Client: “But I’d really like to take you out.”
Sarah: “Actually, my husband wouldn’t like that, and neither would I. But you should know that I am looking forward to learning the specifics of your property so I can find the most- clever ways to market it. Did you know that in 2020…..(say something smart about the market to display your cutting-edge knowledge).
Client: “Are you sure I can’t talk you into a coffee? You are one of the most beautiful women I’ve ever seen.”
Sarah: “Thank you, but no, I am not interested in that. However, I am ready to get your property sold, so let’s get down to business. Why don’t we schedule a time to meet at my firm’s office? Then I can also introduce you to my broker…..”
Then, if the person continues to harass, Sarah has to make a choice to either bring a colleague with her to meetings to keep things safe and professional or hand the client over to another colleague. Sarah should feel comfortable doing business professionally or not at all. There are plenty of fish (clients) in the sea.

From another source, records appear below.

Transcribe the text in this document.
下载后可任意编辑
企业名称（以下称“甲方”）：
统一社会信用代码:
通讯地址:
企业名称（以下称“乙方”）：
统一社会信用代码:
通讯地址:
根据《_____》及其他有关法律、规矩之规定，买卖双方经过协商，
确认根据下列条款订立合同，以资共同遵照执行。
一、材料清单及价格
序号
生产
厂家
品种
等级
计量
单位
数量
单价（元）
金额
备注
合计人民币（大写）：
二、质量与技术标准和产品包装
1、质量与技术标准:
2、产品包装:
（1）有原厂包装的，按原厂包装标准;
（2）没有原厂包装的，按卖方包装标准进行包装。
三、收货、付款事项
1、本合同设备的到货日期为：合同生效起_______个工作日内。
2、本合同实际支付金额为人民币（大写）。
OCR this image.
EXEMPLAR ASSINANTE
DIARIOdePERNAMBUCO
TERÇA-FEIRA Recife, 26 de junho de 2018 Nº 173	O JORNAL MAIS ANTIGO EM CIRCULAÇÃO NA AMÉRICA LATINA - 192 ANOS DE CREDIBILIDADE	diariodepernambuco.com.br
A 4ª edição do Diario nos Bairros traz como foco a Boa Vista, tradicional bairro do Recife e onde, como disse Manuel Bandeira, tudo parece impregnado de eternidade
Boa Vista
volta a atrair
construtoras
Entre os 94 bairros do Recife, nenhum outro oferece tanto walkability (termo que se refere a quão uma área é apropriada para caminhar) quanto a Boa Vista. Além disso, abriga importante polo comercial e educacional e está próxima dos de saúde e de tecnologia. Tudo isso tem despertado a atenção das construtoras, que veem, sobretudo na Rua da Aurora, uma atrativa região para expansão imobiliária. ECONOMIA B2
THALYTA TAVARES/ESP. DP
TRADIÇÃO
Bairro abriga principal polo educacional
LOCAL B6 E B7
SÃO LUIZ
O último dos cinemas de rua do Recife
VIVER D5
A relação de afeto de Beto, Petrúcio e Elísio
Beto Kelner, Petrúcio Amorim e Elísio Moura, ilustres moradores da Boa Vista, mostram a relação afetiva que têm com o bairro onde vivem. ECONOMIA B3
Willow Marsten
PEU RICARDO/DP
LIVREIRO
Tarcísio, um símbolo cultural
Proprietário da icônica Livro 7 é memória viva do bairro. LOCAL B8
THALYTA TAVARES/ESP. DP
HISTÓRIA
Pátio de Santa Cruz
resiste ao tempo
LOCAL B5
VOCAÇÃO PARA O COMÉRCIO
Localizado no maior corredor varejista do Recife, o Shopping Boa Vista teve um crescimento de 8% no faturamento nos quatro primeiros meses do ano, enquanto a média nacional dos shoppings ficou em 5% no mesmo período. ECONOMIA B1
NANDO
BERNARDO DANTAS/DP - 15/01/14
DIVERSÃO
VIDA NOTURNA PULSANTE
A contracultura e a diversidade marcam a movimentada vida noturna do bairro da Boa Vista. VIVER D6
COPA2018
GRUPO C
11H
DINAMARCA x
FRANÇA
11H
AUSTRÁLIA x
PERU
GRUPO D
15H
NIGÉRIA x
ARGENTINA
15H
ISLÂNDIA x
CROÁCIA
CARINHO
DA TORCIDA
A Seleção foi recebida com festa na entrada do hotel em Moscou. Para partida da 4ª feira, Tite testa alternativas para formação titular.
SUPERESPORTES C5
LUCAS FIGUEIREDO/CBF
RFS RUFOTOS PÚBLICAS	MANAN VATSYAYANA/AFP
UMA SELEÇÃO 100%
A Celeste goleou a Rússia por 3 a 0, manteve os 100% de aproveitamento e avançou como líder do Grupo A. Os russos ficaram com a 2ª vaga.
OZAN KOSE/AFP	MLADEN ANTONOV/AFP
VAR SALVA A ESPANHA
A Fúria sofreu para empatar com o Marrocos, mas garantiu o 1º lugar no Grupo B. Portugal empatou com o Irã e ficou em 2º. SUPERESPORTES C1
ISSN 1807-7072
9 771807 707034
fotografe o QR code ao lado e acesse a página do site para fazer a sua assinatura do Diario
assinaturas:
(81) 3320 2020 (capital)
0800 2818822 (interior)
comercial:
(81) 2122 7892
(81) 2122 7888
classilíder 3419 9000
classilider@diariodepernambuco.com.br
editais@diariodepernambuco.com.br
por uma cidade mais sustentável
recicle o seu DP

As for Paulina, the most effective way to address the gender roadblock is to acknowledge it. She should refrain from doing this in front of a group, but during a one-on-one conversation with one of her interlocutors—otherwise, it would not be well-received in that specific culture. She could say something like, “I recognize that you are used to dealing with men in contract negotiations and that you probably feel more comfortable doing so, but I assure you (insert something here that shows why you are so amazing at that job/activity).”

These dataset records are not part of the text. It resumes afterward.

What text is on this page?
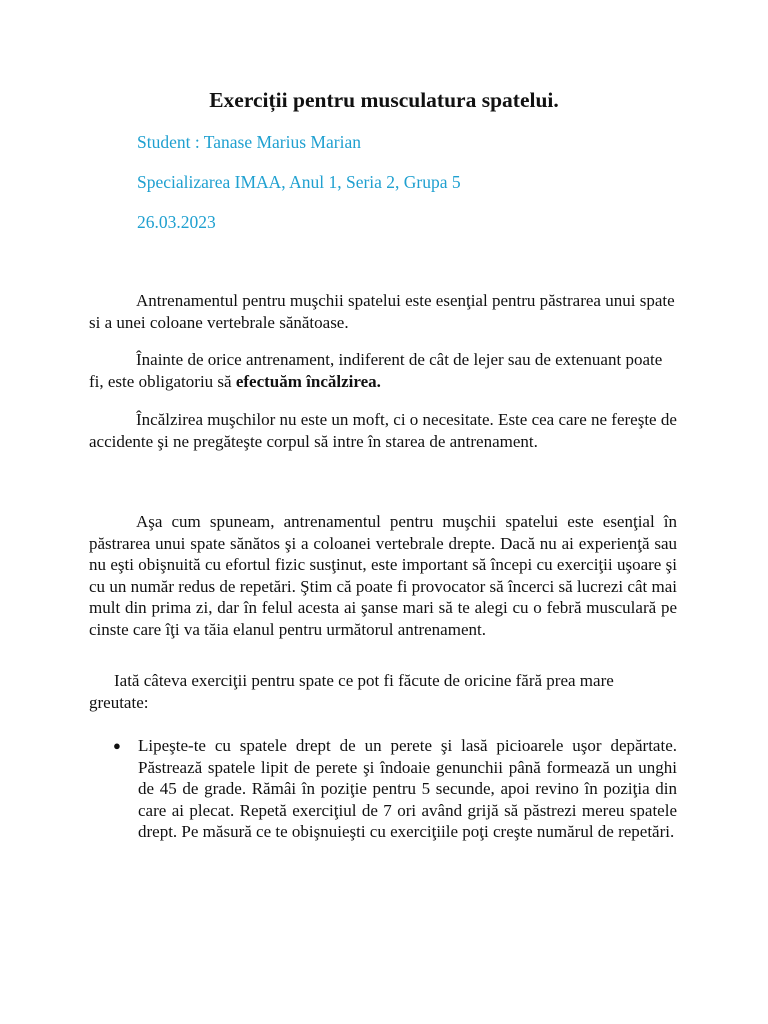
Exerciții pentru musculatura spatelui.

Student : Tanase Marius Marian

Specializarea IMAA, Anul 1, Seria 2, Grupa 5

26.03.2023

Antrenamentul pentru muşchii spatelui este esenţial pentru păstrarea unui spate si a unei coloane vertebrale sănătoase.

Înainte de orice antrenament, indiferent de cât de lejer sau de extenuant poate fi, este obligatoriu să efectuăm încălzirea.

Încălzirea muşchilor nu este un moft, ci o necesitate. Este cea care ne fereşte de accidente şi ne pregăteşte corpul să intre în starea de antrenament.

Aşa cum spuneam, antrenamentul pentru muşchii spatelui este esenţial în păstrarea unui spate sănătos şi a coloanei vertebrale drepte. Dacă nu ai experienţă sau nu eşti obişnuită cu efortul fizic susţinut, este important să începi cu exerciţii uşoare şi cu un număr redus de repetări. Ştim că poate fi provocator să încerci să lucrezi cât mai mult din prima zi, dar în felul acesta ai şanse mari să te alegi cu o febră musculară pe cinste care îţi va tăia elanul pentru următorul antrenament.

Iată câteva exerciţii pentru spate ce pot fi făcute de oricine fără prea mare greutate:

● Lipeşte-te cu spatele drept de un perete şi lasă picioarele uşor depărtate. Păstrează spatele lipit de perete şi îndoaie genunchii până formează un unghi de 45 de grade. Rămâi în poziţie pentru 5 secunde, apoi revino în poziţia din care ai plecat. Repetă exerciţiul de 7 ori având grijă să păstrezi mereu spatele drept. Pe măsură ce te obişnuieşti cu exerciţiile poţi creşte numărul de repetări.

She could then say, “I am known to get the best deals for my clients, and companies in country A, country B and country C have raved about how happy they have been with our product/service, and how I was able to get them xxxxx (fill in the blank).”

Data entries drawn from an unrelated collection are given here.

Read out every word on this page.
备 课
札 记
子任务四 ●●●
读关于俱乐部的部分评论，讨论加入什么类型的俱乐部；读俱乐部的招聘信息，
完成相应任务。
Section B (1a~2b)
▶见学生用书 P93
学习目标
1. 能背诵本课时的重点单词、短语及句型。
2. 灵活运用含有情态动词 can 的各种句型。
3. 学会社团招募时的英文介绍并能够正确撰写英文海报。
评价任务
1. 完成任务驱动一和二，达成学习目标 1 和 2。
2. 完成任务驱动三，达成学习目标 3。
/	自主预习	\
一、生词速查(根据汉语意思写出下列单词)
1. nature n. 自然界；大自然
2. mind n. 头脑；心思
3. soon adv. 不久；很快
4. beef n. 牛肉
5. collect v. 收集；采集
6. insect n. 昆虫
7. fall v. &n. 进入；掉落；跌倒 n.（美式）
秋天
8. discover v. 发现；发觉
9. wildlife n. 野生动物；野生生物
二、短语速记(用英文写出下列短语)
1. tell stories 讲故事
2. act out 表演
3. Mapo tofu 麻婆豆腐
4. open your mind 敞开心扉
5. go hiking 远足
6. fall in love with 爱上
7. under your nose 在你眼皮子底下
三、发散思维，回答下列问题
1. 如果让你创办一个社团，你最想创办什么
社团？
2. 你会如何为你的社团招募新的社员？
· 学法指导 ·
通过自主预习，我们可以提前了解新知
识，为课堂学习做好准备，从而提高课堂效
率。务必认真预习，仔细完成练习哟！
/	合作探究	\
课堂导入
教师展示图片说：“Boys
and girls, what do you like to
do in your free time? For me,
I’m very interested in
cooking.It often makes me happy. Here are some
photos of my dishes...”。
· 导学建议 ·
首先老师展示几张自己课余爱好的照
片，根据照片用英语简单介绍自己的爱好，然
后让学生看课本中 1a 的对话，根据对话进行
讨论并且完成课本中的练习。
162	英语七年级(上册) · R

In other words, you don’t want to focus on gender, but focus on what you are bringing to the table that benefits your client. Basically, you have to diplomatically explain why dealing with you is in their best interest. They clearly don’t know, so you have to tell them. It may feel awkward being so direct and tooting your own horn, but the Middle East welcomes directness when there is a potential problem or disagreement among parties. It is a relational culture, so the more they deal with you, the more comfortable they will become.
Also, the Middle East didn’t just open up to the rest of the world. If they are deeply uncomfortable with you, a woman, you could also suggest they replace their negotiator with someone who does. Because even in the Middle East, that is no longer an acceptable attitude or approach to international business. Some of the most forward-leaning businessmen I’ve met and worked with have been in the Arab World.
Once you’ve turned the tables on your problematic interlocutors, the liability of being different could become your greatest strength.
Because you are unique, then working with you becomes something of a treat. Your professionalism and intellect are unmatched and when they figure that out, then they will be glad they got the chance to work with you and benefit from your commitment to excellence.